The decorator quantity_input accepts keyword arguments to specify which arguments should be validated and what unit they are expected to be compatible with:

>>> @u.quantity_input(myarg=u.deg)
... def myfunction(myarg):
...     return myarg.unit
>>> myfunction(100*u.arcsec)
Unit("arcsec")

Under Python 3 you can use the annotations syntax to provide the units:

>>> @u.quantity_input  
... def myfunction(myarg: u.arcsec):
...     return myarg.unit
>>> myfunction(100*u.arcsec)  
Unit("arcsec")

Known issues with conversion to numpy arrays

Since Quantity objects are Numpy arrays, we are not able to ensure that only dimensionless quantities are converted to Numpy arrays:

>>> np.array([1, 2, 3] * u.m)
array([ 1., 2., 3.])

Similarly, while most numpy functions work properly, a few have known issues, either ignoring the unit (e.g., np.dot) or not reinitializing it properly (e.g., np.hstack). This propagates to more complex functions such as np.linalg.norm and scipy.integrate.odeint.

Subclassing Quantity

To subclass Quantity, one generally proceeds as one would when subclassing ndarray, i.e., one typically needs to override __new__ (rather than __init__) and uses the numpy.ndarray.__array_finalize__ method to update attributes. For details, see the numpy documentation on subclassing. For examples, one can look at Quantity itself, where, e.g., the astropy.units.Quantity.__array_finalize__ method is used to pass on the unit, at Angle, where strings are parsed as angles in the astropy.coordinates.Angle.__new__ method and at Longitude, where the astropy.coordinates.Longitude.__array_finalize__ method is used to pass on the angle at which longitudes wrap.

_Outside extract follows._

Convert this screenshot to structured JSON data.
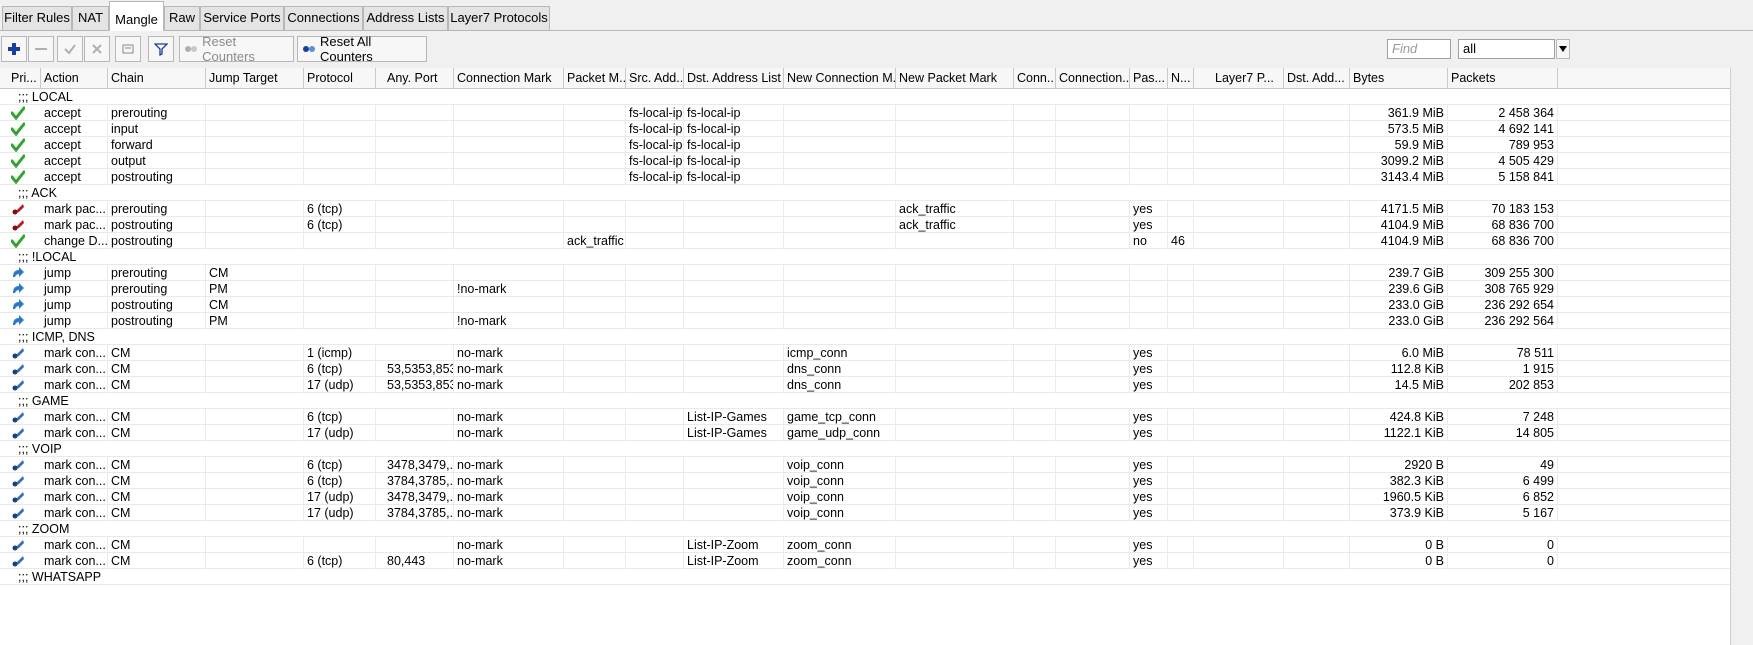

Another method that is meant to be overridden by subclasses, one specific to Quantity, is astropy.units.Quantity.__quantity_subclass__. This is called to decide which type of subclass to return, based on the unit of the quantity that is to be created. It is used, e.g., in Angle to return a Quantity if a calculation returns a unit other than an angular one.